POP .1280, “Paradise” (Sacred Bones, 2016)

sbr145-pop1280-300_1024x1024Voi pensate mai a quali droghe possono essere state inventate in quegli scenari sci-fi molto kitsch, pieni di luci al neon e arti automatici, realtà virtuali ed economia del bit coin?
Io in continuazione (forse perché di solito queste storie generano situazioni e personaggi così marci che sarebbe strano non chiederselo), e banalmente immagino decine di composti sintetici molto speedosi ed alienanti e pieni zeppi di allucinazioni per scampare a quello stato di polizia grigio ed opprimente.
E se continuiamo ad avvicinarci passo dopo passo al nostro amato stato di polizia, probabilmente (e scontatamente) tra sessant’anni un bong continuerà a scaldare più cuori di adolescenti brufolosi di cento compostoni futuristici che non la fanno prendere male.

Ma qualcuno già ora deve avere roba del genere e io sarei decisamente convinto di prenderla ad un concerto dei Pop .1280, che spuntano dritti dritti da uno dei film a cui si faceva riferimento prima. Il gruppo di Brooklyn, arrivato ormai al loro terzo disco, presenta con “Paradise” la sua visione cupissima martellante e fluida della musica del post-2000 schiaffandoci in faccia tutto un immaginario futuristico che negli ultimi anni sta sempre più prendendo piede (ma di cui non parleremo perché poco pertinente ed interessante) con un piede e mezzo nel passato ma che, nonostante le premesse, riesce comunque a suonare interessante.
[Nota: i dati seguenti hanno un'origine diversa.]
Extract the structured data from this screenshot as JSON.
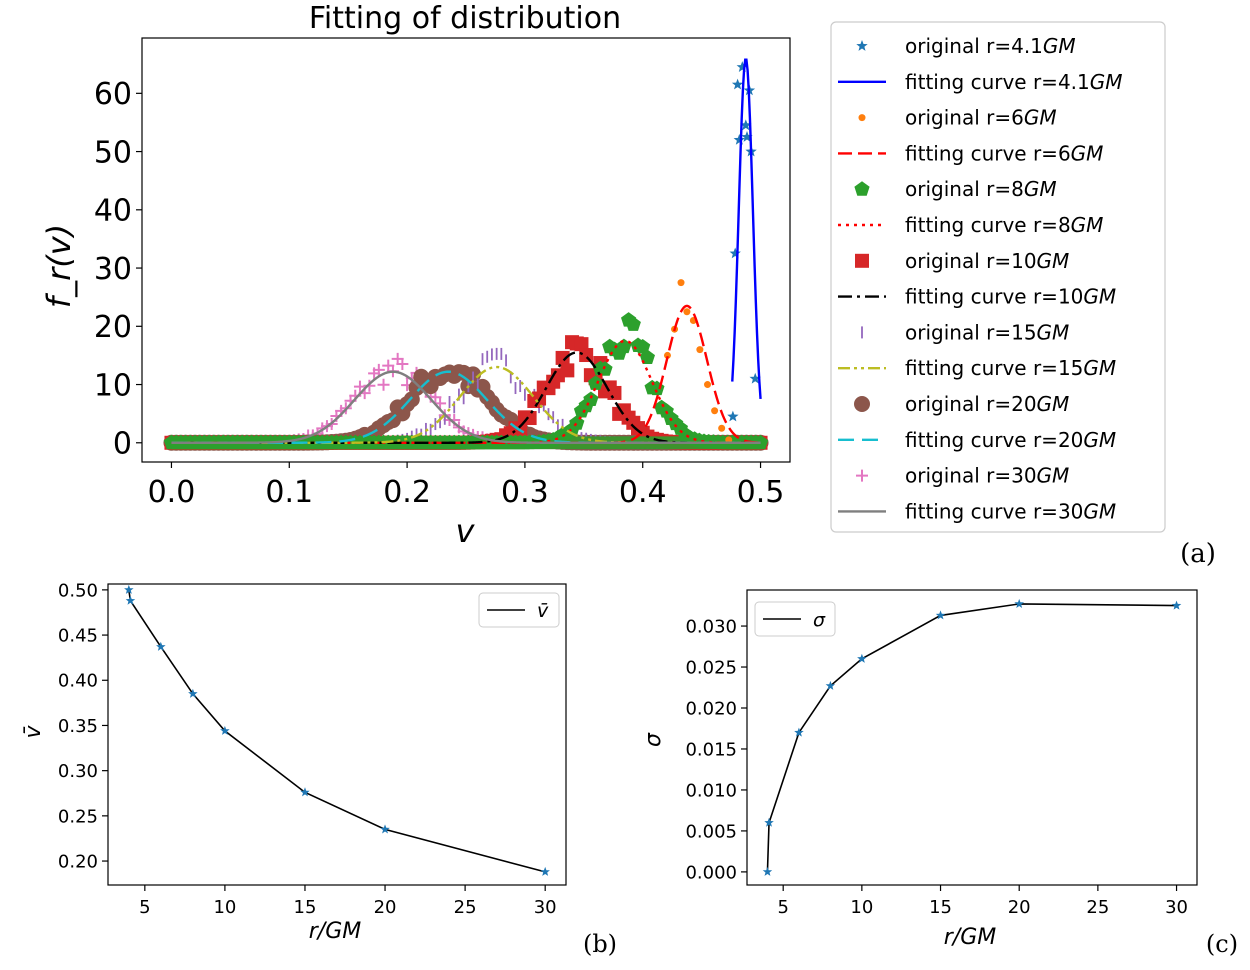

Il disco si articola come in una narrazione in tre fasi: la prima è un groviglio rumoristico plasticoso in cui drum machine e synth la fanno da padroni, per poi lasciare spazio ad una momentanea contemplazione sonora centrale, in cui delineano paesaggi quasi drone, per poi tornare nel finale alle sonorità iniziali inasprendole ancora di più e dando loro una vena aggressiva decisamente punk.

Lo scopo del lavoro del quartetto di New York è molto facile da scovare: de-umanizzare il prorpio sound, cercando di fondere a loro modo i primi Nine Inch Nails con i Kraftwek, con risultati un po’ altalenanti. Operazione simile a quella di Luis Vasquez, che con il suo progetto The Soft Moon giusto l’anno scorso ci ha regalato un disco pazzesco dalle sonorità più paranoidi e marce. I Pop .1280 invece vanno ad occupare quello spazio più riottoso, movimentato e cinico.
E anche se come detto prima i nostri riprendono a piene mani dal mondo cyberpunk et similia, è logico immaginarli come una naturale trasposizione del momento sociale e tecnico di chi con spinta libertaria e rivoltosa faceva punk alla fine dei ’70, tanto che potreste sentire vaghi echi dei Crass, forse non intenzionali, ma l’attitude è proprio quella.

Sarà questo il suono del terzo millennio? Una cosa è certa, questa sarà l’epoca delle ibridazioni, e non mi stupirei certo di trovare tra qualche anno roba del genere in un club sotterraneo di Berlino e pogare insieme ad amanti della techno. Il futuro è fluido, proprio come la musica dei Pop .1280. E proprio come lei è anche bello marcio.